Red, White & Blue Berry Trifle
Fresh berries and whipped cream make this trifle a warm-weather favorite. The scratch-made butter pound cake in this recipe is simple to make and uses only five ingredients, and it can be made in advance for easy assembly the next day. It serves a crowd, so it’s perfect for family get-togethers and summer picnics. Make sure to set aside the most beautiful strawberry in the basket and use it for garnishing the top of the trifle!
1 hr 30 min Prep Time
1 hr 15 min Cook Time
- Prep Time: 1 hr 30 min
- Cook Time: 1 hr 15 min
- Servings: 1 9-inch trifle
Servings: 1 9-inch trifle
For the Butter Pound Cake:
- 2 cups all-purpose flour
- 1 cup (2 sticks) salted butter, at room temperature
- Seeds of 1 vanilla bean or 2 teaspoons vanilla extract
- 1 1/2 cups granulated sugar
- 5 large eggs, at room temperature
For the Whipped Cream & Berries:
- 3 cups heavy whipping cream
- 1/3 cup plus 2 tablespoons granulated sugar
- 1 lb. fresh strawberries, stemmed and sliced vertically
- 1 1/2 pints fresh raspberries
- 1 1/2 pints fresh blueberries
For the Cake:
Step 1Preheat oven to 325°F. Butter and flour 9-inch loaf pan.

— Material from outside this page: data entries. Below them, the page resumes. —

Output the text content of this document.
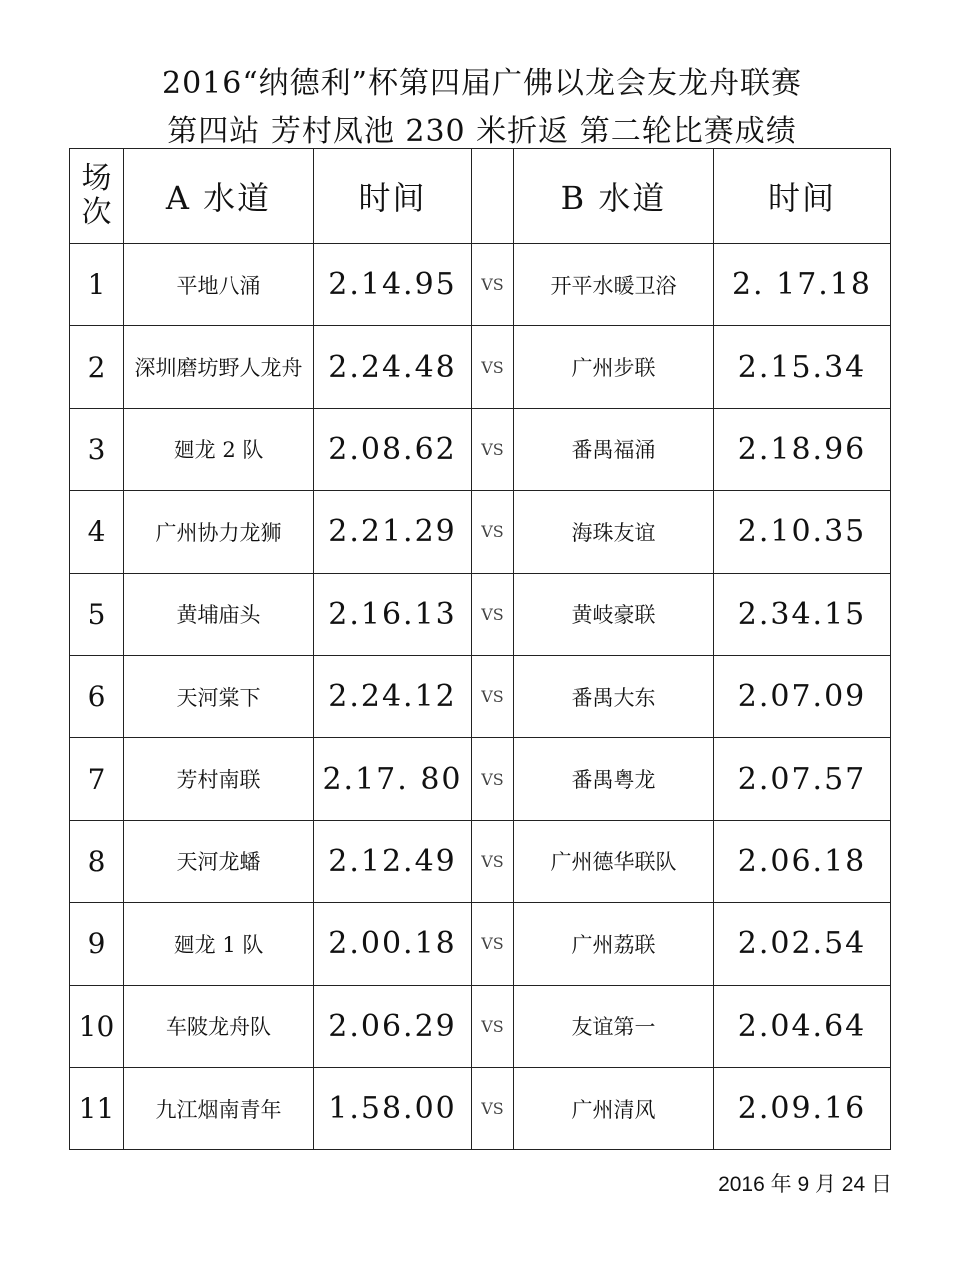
2016“纳德利”杯第四届广佛以龙会友龙舟联赛
第四站 芳村凤池 230 米折返 第二轮比赛成绩
场
次	A 水道	时间		B 水道	时间
1	平地八涌	2.14.95	VS	开平水暖卫浴	2. 17.18
2	深圳磨坊野人龙舟	2.24.48	VS	广州步联	2.15.34
3	廻龙 2 队	2.08.62	VS	番禺福涌	2.18.96
4	广州协力龙狮	2.21.29	VS	海珠友谊	2.10.35
5	黄埔庙头	2.16.13	VS	黄岐豪联	2.34.15
6	天河棠下	2.24.12	VS	番禺大东	2.07.09
7	芳村南联	2.17. 80	VS	番禺粤龙	2.07.57
8	天河龙蟠	2.12.49	VS	广州德华联队	2.06.18
9	廻龙 1 队	2.00.18	VS	广州荔联	2.02.54
10	车陂龙舟队	2.06.29	VS	友谊第一	2.04.64
11	九江烟南青年	1.58.00	VS	广州清风	2.09.16
2016 年 9 月 24 日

Step 2Sift flour into small bowl. Set aside. Put butter, vanilla and sugar in the bowl of an electric mixer and beat on medium speed until light and pale, 3 to 5 minutes. Add eggs one at a time; beat well with each addition.
Step 3With mixer on low, add flour to butter mixture gradually until it is fully incorporated; do not overmix. Pour batter into prepared pan and smooth top with spatula. Bake until toothpick inserted in center of cake comes out clean, about 1 hour and 15 minutes to 1 hour 25 minutes. Cool cake on wire rack for 15 minutes. Turn cake out onto cooling rack. Allow cake to cool completely and then cut into cubes using a serrated knife.
To Assemble the Trifle:
Step 4Beat heavy whipping cream in electric mixer fitted with whip attachment at medium-high speed. When cream begins to thicken gradually add granulated sugar.
Step 5Cover bottom of 9-inch trifle dish with single layer of pound cake cubes. Spoon 1/3 of whipped cream over cake and spread so that cream touches edges of trifle bowl. Arrange strawberry slices in single line vertically against side of trifle bowl (moisture from berries will make them stick to bowl). Cover cream with remaining sliced strawberries and 1 pint of raspberries. Add second layer of whipped cream, and then top with blueberries. Add remaining cake cubes in center of blueberries and then top cake with remaining whipped cream. Arrange remaining raspberries around top edge of trifle.
Step 6Keep trifle refrigerated until ready to serve.